There are two challenges:

1. the names of PDF files from arXiv.org mostly comprise numbers, making it difficult to find papers on the cloud drive;
2. most papers do not include the actual reference of where they were published.

In this project I implemented a document processing pipeline with n8n (“n-eight-n”), a low-code workflow automation tool that enables users to connect applications, APIs, and databases to automate tasks. As an open-source, “fair-code” platform, it allows for self-hosting (via Docker), giving users full control over their data, privacy, and infrastructure.

This n8n workflow processes PDF files and changes the names of these files according to the title of the paper. In addition, it extracts the abstract and meta data of the papers and stores then for later processing. The workflow includes these five steps:

1. load PDF files from staging folder and extract text and meta data,
2. extract or generate the abstract of the paper,
3. create a new filename from the title, add a hash string from the original filename to distinguish papers with the same title,
4. move the original PDF file from the staging folder to the destination folder with the new filename, and
5. save the metadata for analysis and further processing.

The diagram below shows the complete workflow. You can find the diagram and the complete code on the repo XXXX.

I implemented this project on a self-hosted, containerized n8n instance. You may also follow the steps to implement the workflow in the cloud version of n8n, though you need to change operations on the local file system with the respective nodes for cloud storage, such as Amazon S3.

First setup your n8n instance and make two folders available: one for staging and one for the final storage of the PDF documents and data files. In my project I used the directories /data/ai-papers-staging and /data/ai-papers within the container and mapped /data to a fold on the host file system.

Launch n8n and create a new workflow.

You start out with the trigger for the workflow. Choose “When clicking ‘Execute workflow’,” this will run the workflow to process all PDFs files in the staging folder. If you rather want your workflow to run continuously and process files as they get uploaded to the staging folder use the “Local File Trigger” with “Changes Involving a Specific Folder.”

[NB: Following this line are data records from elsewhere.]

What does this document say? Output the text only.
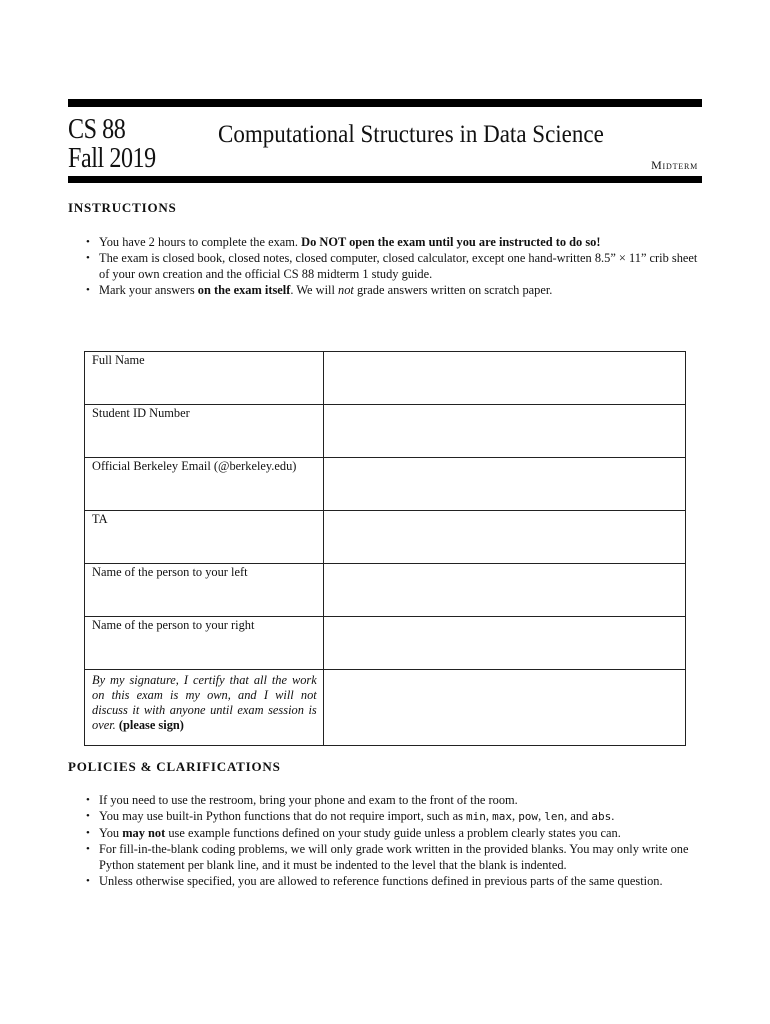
CS 88
Fall 2019
Computational Structures in Data Science
Midterm
INSTRUCTIONS
• You have 2 hours to complete the exam. Do NOT open the exam until you are instructed to do so!
• The exam is closed book, closed notes, closed computer, closed calculator, except one hand-written 8.5” × 11” crib sheet of your own creation and the official CS 88 midterm 1 study guide.
• Mark your answers on the exam itself. We will not grade answers written on scratch paper.
Full Name	
Student ID Number	
Official Berkeley Email (@berkeley.edu)	
TA	
Name of the person to your left	
Name of the person to your right	

By my signature, I certify that all the work on this exam is my own, and I will not discuss it with anyone until exam session is over. (please sign)	

POLICIES & CLARIFICATIONS
• If you need to use the restroom, bring your phone and exam to the front of the room.
• You may use built-in Python functions that do not require import, such as min, max, pow, len, and abs.
• You may not use example functions defined on your study guide unless a problem clearly states you can.
• For fill-in-the-blank coding problems, we will only grade work written in the provided blanks. You may only write one Python statement per blank line, and it must be indented to the level that the blank is indented.
• Unless otherwise specified, you are allowed to reference functions defined in previous parts of the same question.
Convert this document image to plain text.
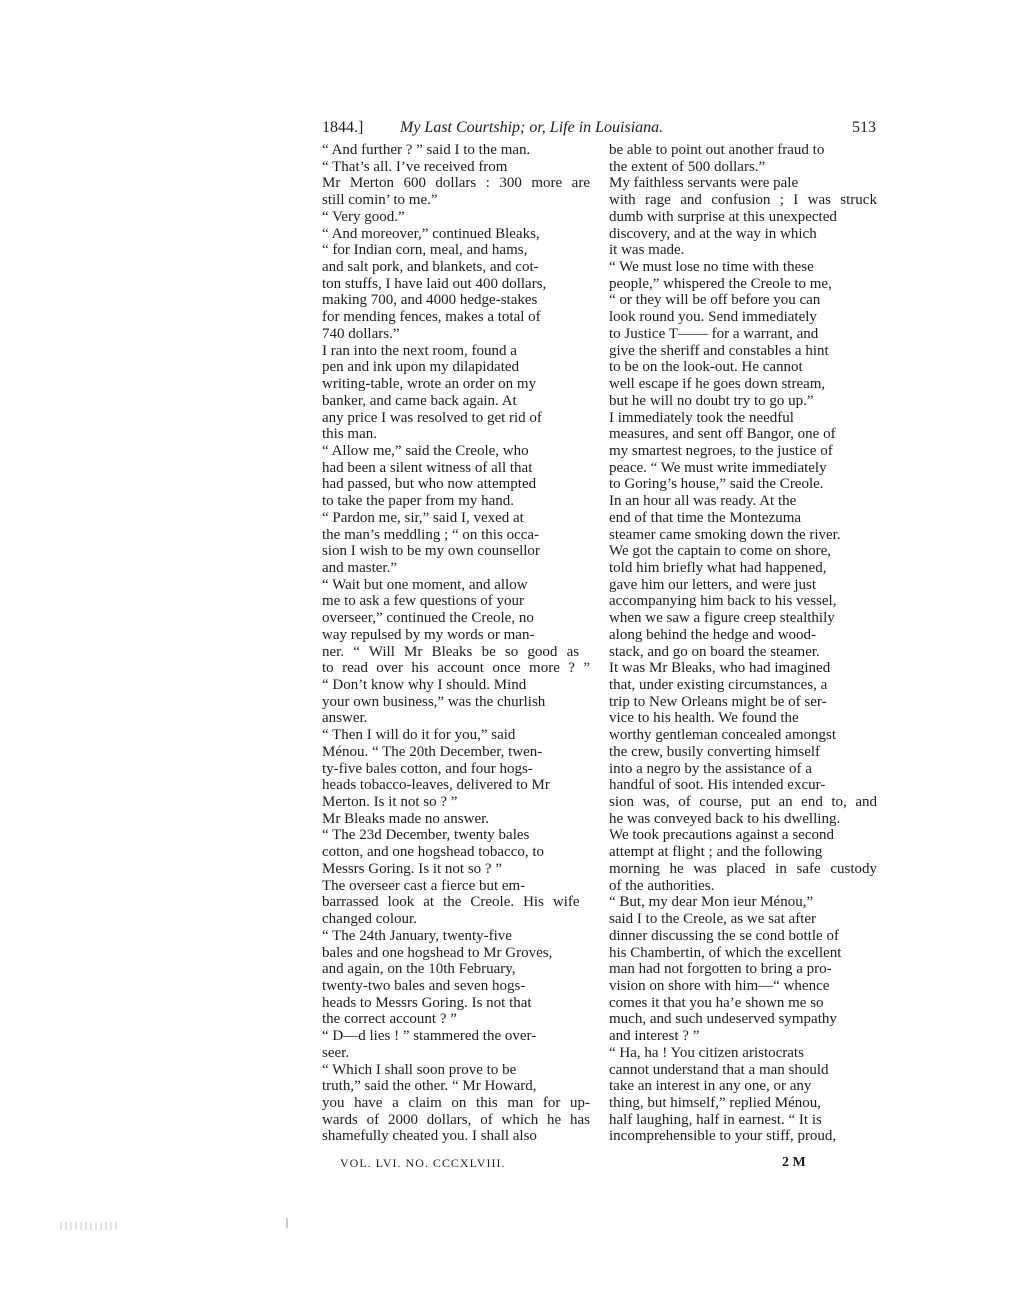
1844.] My Last Courtship; or, Life in Louisiana.	513
“ And further ? ” said I to the man.
“ That’s all. I’ve received from
Mr Merton 600 dollars : 300 more are
still comin’ to me.”
“ Very good.”
“ And moreover,” continued Bleaks,
“ for Indian corn, meal, and hams,
and salt pork, and blankets, and cot-
ton stuffs, I have laid out 400 dollars,
making 700, and 4000 hedge-stakes
for mending fences, makes a total of
740 dollars.”
I ran into the next room, found a
pen and ink upon my dilapidated
writing-table, wrote an order on my
banker, and came back again. At
any price I was resolved to get rid of
this man.
“ Allow me,” said the Creole, who
had been a silent witness of all that
had passed, but who now attempted
to take the paper from my hand.
“ Pardon me, sir,” said I, vexed at
the man’s meddling ; “ on this occa-
sion I wish to be my own counsellor
and master.”
“ Wait but one moment, and allow
me to ask a few questions of your
overseer,” continued the Creole, no
way repulsed by my words or man-
ner. “ Will Mr Bleaks be so good as
to read over his account once more ? ”
“ Don’t know why I should. Mind
your own business,” was the churlish
answer.
“ Then I will do it for you,” said
Ménou. “ The 20th December, twen-
ty-five bales cotton, and four hogs-
heads tobacco-leaves, delivered to Mr
Merton. Is it not so ? ”
Mr Bleaks made no answer.
“ The 23d December, twenty bales
cotton, and one hogshead tobacco, to
Messrs Goring. Is it not so ? ”
The overseer cast a fierce but em-
barrassed look at the Creole. His wife
changed colour.
“ The 24th January, twenty-five
bales and one hogshead to Mr Groves,
and again, on the 10th February,
twenty-two bales and seven hogs-
heads to Messrs Goring. Is not that
the correct account ? ”
“ D—d lies ! ” stammered the over-
seer.
“ Which I shall soon prove to be
truth,” said the other. “ Mr Howard,
you have a claim on this man for up-
wards of 2000 dollars, of which he has
shamefully cheated you. I shall also
be able to point out another fraud to
the extent of 500 dollars.”
My faithless servants were pale
with rage and confusion ; I was struck
dumb with surprise at this unexpected
discovery, and at the way in which
it was made.
“ We must lose no time with these
people,” whispered the Creole to me,
“ or they will be off before you can
look round you. Send immediately
to Justice T—— for a warrant, and
give the sheriff and constables a hint
to be on the look-out. He cannot
well escape if he goes down stream,
but he will no doubt try to go up.”
I immediately took the needful
measures, and sent off Bangor, one of
my smartest negroes, to the justice of
peace. “ We must write immediately
to Goring’s house,” said the Creole.
In an hour all was ready. At the
end of that time the Montezuma
steamer came smoking down the river.
We got the captain to come on shore,
told him briefly what had happened,
gave him our letters, and were just
accompanying him back to his vessel,
when we saw a figure creep stealthily
along behind the hedge and wood-
stack, and go on board the steamer.
It was Mr Bleaks, who had imagined
that, under existing circumstances, a
trip to New Orleans might be of ser-
vice to his health. We found the
worthy gentleman concealed amongst
the crew, busily converting himself
into a negro by the assistance of a
handful of soot. His intended excur-
sion was, of course, put an end to, and
he was conveyed back to his dwelling.
We took precautions against a second
attempt at flight ; and the following
morning he was placed in safe custody
of the authorities.
“ But, my dear Mon ieur Ménou,”
said I to the Creole, as we sat after
dinner discussing the se cond bottle of
his Chambertin, of which the excellent
man had not forgotten to bring a pro-
vision on shore with him—“ whence
comes it that you ha’e shown me so
much, and such undeserved sympathy
and interest ? ”
“ Ha, ha ! You citizen aristocrats
cannot understand that a man should
take an interest in any one, or any
thing, but himself,” replied Ménou,
half laughing, half in earnest. “ It is
incomprehensible to your stiff, proud,
VOL. LVI. NO. CCCXLVIII.	2 M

You can load multiple files at once with the “Read/Write Files from Disk” node. However, this took a long time with just a bit over 100 files. Loading all at once before any further steps are processed also bears the risk of having to process everything all over again.

Instead, you build a workflow that pulls a listing of the files and then processes each PDF file in a loop. If a step fails and terminates the workfow, you will be able restart it and process the remaining documents.

There is no n8n node for listing files, so you have to create the file listing task in two nodes:

The first node, “Execute Command”, executes an shell command like

ls /data/ai-papers-staging/*.pdf

or

find /data/ai-papers-staging -name "*.pdf"

The second node, “Code in JavaScript” converts the file listing into JSON objects for the n8n data stream.

const stdout = $input.first().json.stdout;
const fileList = stdout.split('\n').filter(name => name.trim() !== '');
const numFiles = fileList.length;

// Map each filename to the standard n8n item structure
return fileList.map((fileName, index) => {
  return {
    json: {
      fileName: fileName,
      number: index + 1,      // Current file position (1-based)
      totalNumber: numFiles   // Total count from the array length
    }
  };
});

The payload, that is carried throughout the workflow from one node to the other, is references as $item array. You only need to consider the first (and only) element, and extract the STDOUT content from the UNIX shell of the “Execute Command” node. The JavaScript code converts the multi-line text into a list of file names, and produces a new array of JSON objects to pass to the next node.

Enter the code snippets into the respective nodes and execute the workflow after you populated the staging folder /data/ai-papers-staging

After the workflow has completed, double click on the “Code in JavaScript” node to see the results.

// Define the cleaning function first

function cleanString(text) {
  if (!text) return "noname";
  return text
    .toLowerCase()
    .replace(/[^a-z0-9]+/g, '_') // Replace special chars/spaces with _
    .replace(/^_+|_+$/g, '');     // Trim underscores from ends
};

function generateHex(length = 8) {
  let result = '';
  const characters = '0123456789abcdef';
  for (let i = 0; i < length; i++) {
    result += characters.charAt(Math.floor(Math.random() * 16));
  }
  return result;
}

// Loop over input items
for (const item of $input.all()) {
  // 1. Get the title from the JSON (falling back to 'untitled' if missing)
  var title = item.json.Title || item.json.Title2 || "untitled";
  
  // 2. Get the filename
  var file_name = item.json.fileName || "";
  file_name = file_name.replace(".pdf", "");
  const hash = item.json.fileNameHash || generateHex(8);
  
  // 3. Create the new filename
  // We clean the combined string, then append .pdf
  const baseName = cleanString(title.substring(0,24)) + "_" + hash;
  
  item.json.NewFilename = baseName + ".pdf";
  item.json.NewFileStem = baseName;
}

return $input.all();

In the body of the loop executes two independent tasks. The one on the top comprised of the “Crypto” and “Create New Filename” nodes forms a new filename for the document from its title and a hash of the original name. Most of the logic is in the code block. However, the build-in JavaScript does not provide a package for hashing alforithms. That’s why you need to use the “Crypto” node.

The branch below uses Ollama to generate an abstract from the text of the first page of the document.

Both tasks create fields that you need to merged. Finally the data objects inserted into a data table, saved into a JSON file. The original file is renamed to the new name.

This workflow turned what used to be a messy, manual process into a structured and fully automated pipeline. By combining file system operations, metadata extraction, and lightweight AI processing in n8n, I now have a searchable, consistently named collection of research papers ready for further analysis. Beyond arXiv papers, the same pattern can automate academic literature curation, internal documentation management, or data ingestion for knowledge graph construction. It’s a simple example of how low-code automation can bridge the gap between research workflows and reproducible, scalable systems.